Scènes

L’ARFI : 30 ans et toutes ses dents

La joyeuse bande s’est payé durant trois jours l’Opéra de Lyon, accumulant rencontres, concerts d’un soir, petits solo ou duos inattendus pour finir sur une Marmite en pleine forme.


L’ARFI (Association à la Recherche d’un Folklore Imaginaire) a donc 30 ans. Et s’est donc offert un petit festival pour le faire savoir. Prétexte à jouer, à envahir plus que de raison l’Opéra de Lyon, et avant de sortir par sa grande porte, de rajouter un disque dans les étals. « Envoyez la suite » de La Marmite Infernale (on y revient).

L’ARFI à l’opéra ? Ce fut une succession de petits rendez-vous, courts mais denses. Comme des saynètes rapidement jouées, des tableaux de toutes sortes, mélangeant les genres, les époques, les rappels de l’histoire, voire les dogmes. .Des « éclats » avaient-ils annoncé. Ce fut le cas. D’un bout à l’autre. De ce Lighthouse, rencontre entre un danseur, Julian Hamilton, naviguant ou dérivant au milieu de l’Effet Vapeur au dernier concert de la Marmite Infernale, version cocotte minute sur le point d’imploser ou plutôt, grande lessiveuse pour oreilles encrassées.
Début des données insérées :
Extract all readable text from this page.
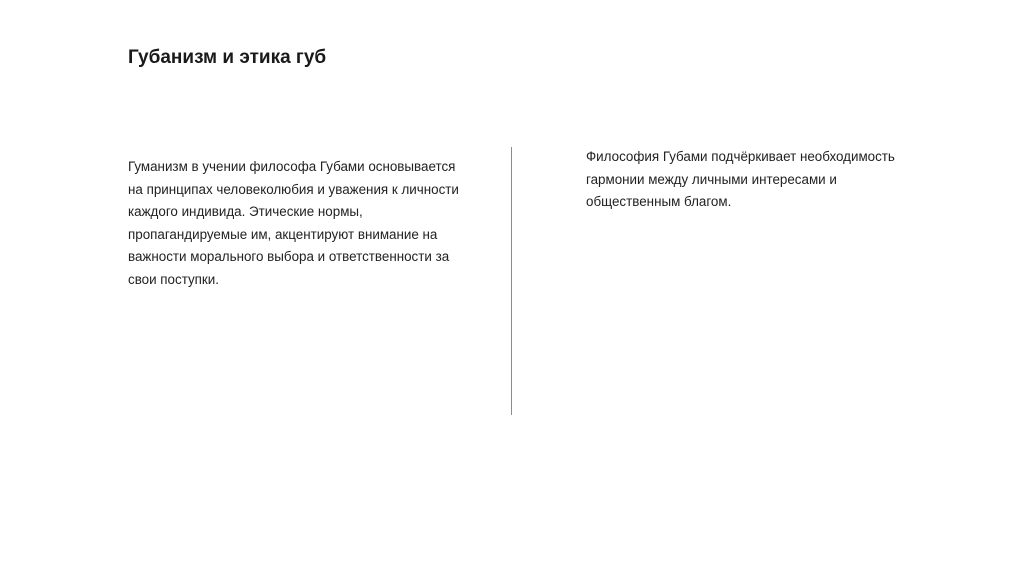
Губанизм и этика губ
Гуманизм в учении философа Губами основывается на принципах человеколюбия и уважения к личности каждого индивида. Этические нормы, пропагандируемые им, акцентируют внимание на важности морального выбора и ответственности за свои поступки.
Философия Губами подчёркивает необходимость гармонии между личными интересами и общественным благом.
L’ARFI, quoi.

L’ARFI est bien plus que les quinze ou seize musiciens qui la composent + copains de rencontres, ou que leur addition momentanée. Trente ans après, elle demeure ce creuset pas seulement musical où l’esthétique demeure avant tout cette quête inlassable de la beauté différente et inconnue. Parfois, ça se plante, ça déraille. C’est le risque, inhérent à la démarche. Mais le plus souvent, au contraire, les idées fusent, bousculent, font table rase, et font aimer cette remise en cause perpétuelle, où un tien vaut moins que deux tu ne l’auras peut-être pas. Donc, trente ans après ,restons sur le qui-vive. Et c’est dans cet ordre de marche qu’a donc débarqué l’ARFI à l’Opéra un certain mardi matin pour mener à bien ses trois « Eclats ».

Première pépite « Lighthouse » donc ; rencontre entre un danseur, Hamilton et l’Effet Vapeur, petite formation réunissant Xavier Garcia (électronique) Jean-Paul Autin (sax), Alfred Spirli (percussions mais pas seulement) et Jean-Marc François aux lumières.

Ici, un gardien de phare se dresse, scrute les ténèbres pendant qu’autour de lui d’étranges personnages se meuvent, réagissent en lumière et en musique. Dans ce vase clos où la tension ne cesse de monter, les inquiétudes se télescopent. Parfois, d’ailleurs, l’ensemble est si expressif qu’on suspendrait bien toute musique. Pourtant, le travail mené ici par trois musiciens qui ne cessent d’allier leurs explorations, demeure déterminant de l’ambiance qui s’installe peu à peu dans ce petit cercle imaginaire.

Le même jour, s’était élancé le « Duo Botton/Gousset, » trop rapide rencontre, suivie de « Dites 33 », décryptage mélodieux où l’électronique – Bernard Gousset est au mixage- s’en donne à cœur joie pour faire renaître les instruments de Jean Méreu (trompette), Michel Botton (sax) et Jean-Luc Peilhon (harmonica, clarinette ). Concert rapide là aussi où l’attention est sans cesse retenue par les incursions des uns et des autres (cf les jolis pas de deux trompette / clarinette entre Méreu et Peilhon). En fait, seul le trio Charbonnier-Bost-Vagnon oublia le public ou, du moins, le fait qu’il avait sur lui de trop nombreuses longueurs d’avance. La volonté louable de détourner l’essence des instruments, de créer des sonorités parallèles, des bruits non autorisés, des atmosphères non répertoriées ne suffit pas forcément pour passer derrière le décor. Sans doute aussi, le spectacle s’éroda au fur et à mesure que les musiciens s’arc-boutaient toujours plus sur leurs potentiomètres.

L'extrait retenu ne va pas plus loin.